Healthcare managers are making quicker, riskier decisions in an increasingly competitive and regulated environment. Questions have been raised regarding the accountability and performance of boards of these organizations, as board members are not always selected based on their competencies to guide such decisions. Adapting mission and strategy and monitoring organizational performance require information that boards get mostly from management. The purpose of this study was to examine the information that boards regularly get to carryout their functions.

I obtained board documents from four not-for-profit hospitals and health systems in different boroughs of New York City. At each institution, I conducted one-hour interviews with at least three board members and three top managers. I also attended at least one board or executive committee meeting and one additional meeting, usually of the finance committee. Principal findings were that the boards get too much data, the same data that management gets, and little comparative data on performance of similar benchmarked organizations. Board members and managers are satisfied with the information that board members get and have no plans to improve their system of shaping, or the quality of, information.
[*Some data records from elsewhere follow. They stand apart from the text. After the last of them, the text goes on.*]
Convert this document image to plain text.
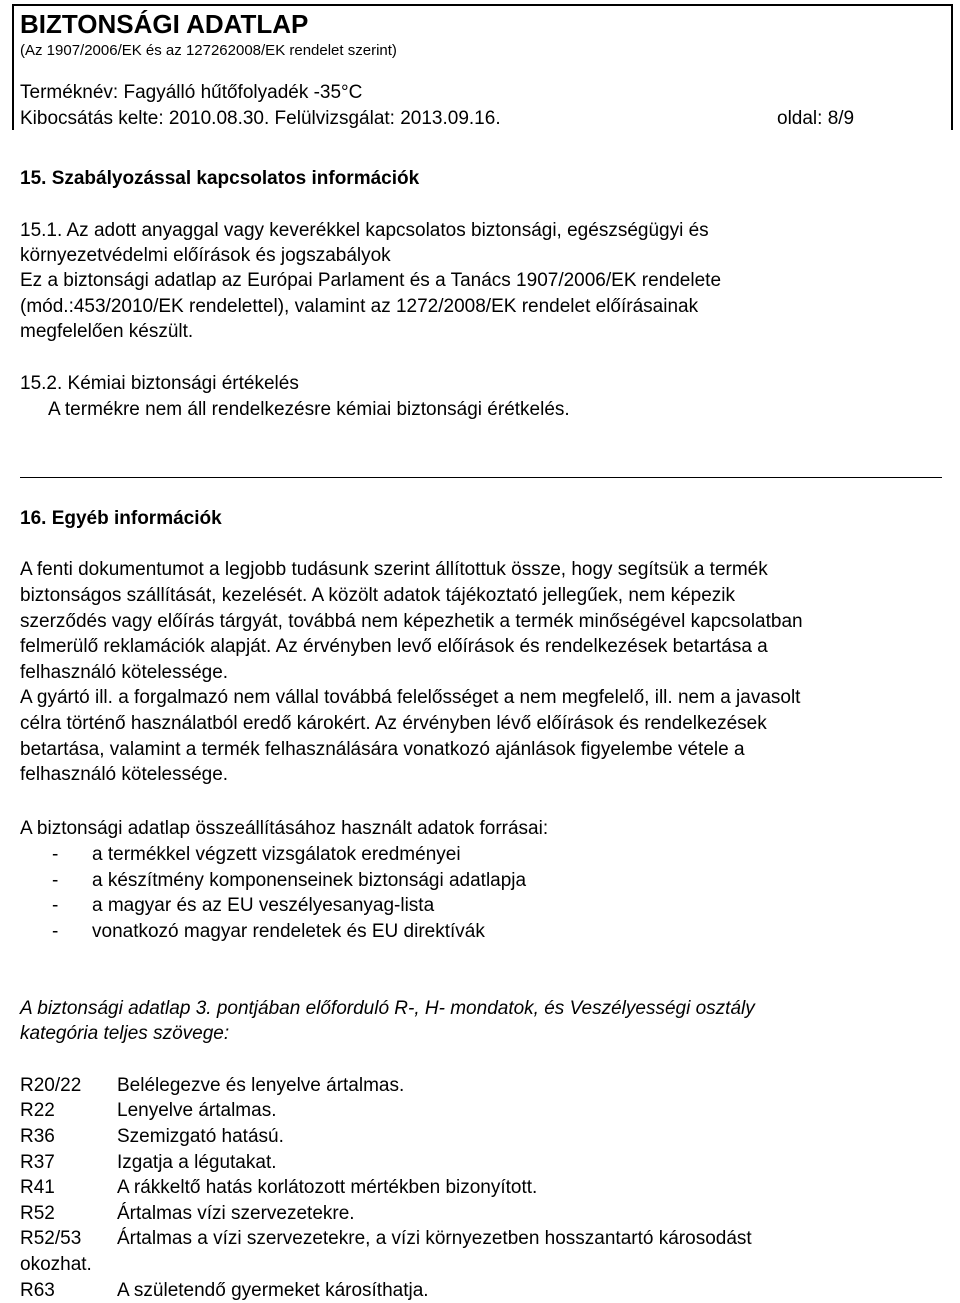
BIZTONSÁGI ADATLAP
(Az 1907/2006/EK és az 127262008/EK rendelet szerint)
Terméknév: Fagyálló hűtőfolyadék -35°C
Kibocsátás kelte: 2010.08.30. Felülvizsgálat: 2013.09.16.	oldal: 8/9
15. Szabályozással kapcsolatos információk
15.1. Az adott anyaggal vagy keverékkel kapcsolatos biztonsági, egészségügyi és
környezetvédelmi előírások és jogszabályok
Ez a biztonsági adatlap az Európai Parlament és a Tanács 1907/2006/EK rendelete
(mód.:453/2010/EK rendelettel), valamint az 1272/2008/EK rendelet előírásainak
megfelelően készült.
15.2. Kémiai biztonsági értékelés
A termékre nem áll rendelkezésre kémiai biztonsági érétkelés.
16. Egyéb információk
A fenti dokumentumot a legjobb tudásunk szerint állítottuk össze, hogy segítsük a termék
biztonságos szállítását, kezelését. A közölt adatok tájékoztató jellegűek, nem képezik
szerződés vagy előírás tárgyát, továbbá nem képezhetik a termék minőségével kapcsolatban
felmerülő reklamációk alapját. Az érvényben levő előírások és rendelkezések betartása a
felhasználó kötelessége.
A gyártó ill. a forgalmazó nem vállal továbbá felelősséget a nem megfelelő, ill. nem a javasolt
célra történő használatból eredő károkért. Az érvényben lévő előírások és rendelkezések
betartása, valamint a termék felhasználására vonatkozó ajánlások figyelembe vétele a
felhasználó kötelessége.
A biztonsági adatlap összeállításához használt adatok forrásai:
- a termékkel végzett vizsgálatok eredményei
- a készítmény komponenseinek biztonsági adatlapja
- a magyar és az EU veszélyesanyag-lista
- vonatkozó magyar rendeletek és EU direktívák
A biztonsági adatlap 3. pontjában előforduló R-, H- mondatok, és Veszélyességi osztály
kategória teljes szövege:
R20/22 Belélegezve és lenyelve ártalmas.
R22	Lenyelve ártalmas.
R36	Szemizgató hatású.
R37	Izgatja a légutakat.
R41	A rákkeltő hatás korlátozott mértékben bizonyított.
R52	Ártalmas vízi szervezetekre.
R52/53 Ártalmas a vízi szervezetekre, a vízi környezetben hosszantartó károsodást
okozhat.
R63	A születendő gyermeket károsíthatja.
Key recommendations to boards and managers are: (1) boards must take greater responsibility for identifying the information that they get and how they wish to get it, (2) managers must ensure that measurable objectives are developed, against which organizational performance can be evaluated, (3) boards must get information that is targeted and shaped to better fit board functions, (4) managers must develop information sets for main service lines, (5) boards must get information on the expectations and satisfaction levels of key stakeholders, (6) boards must get better and more focused information on performance of benchmarked institutions, and (7) boards must get less hospital operating data on a monthly basis.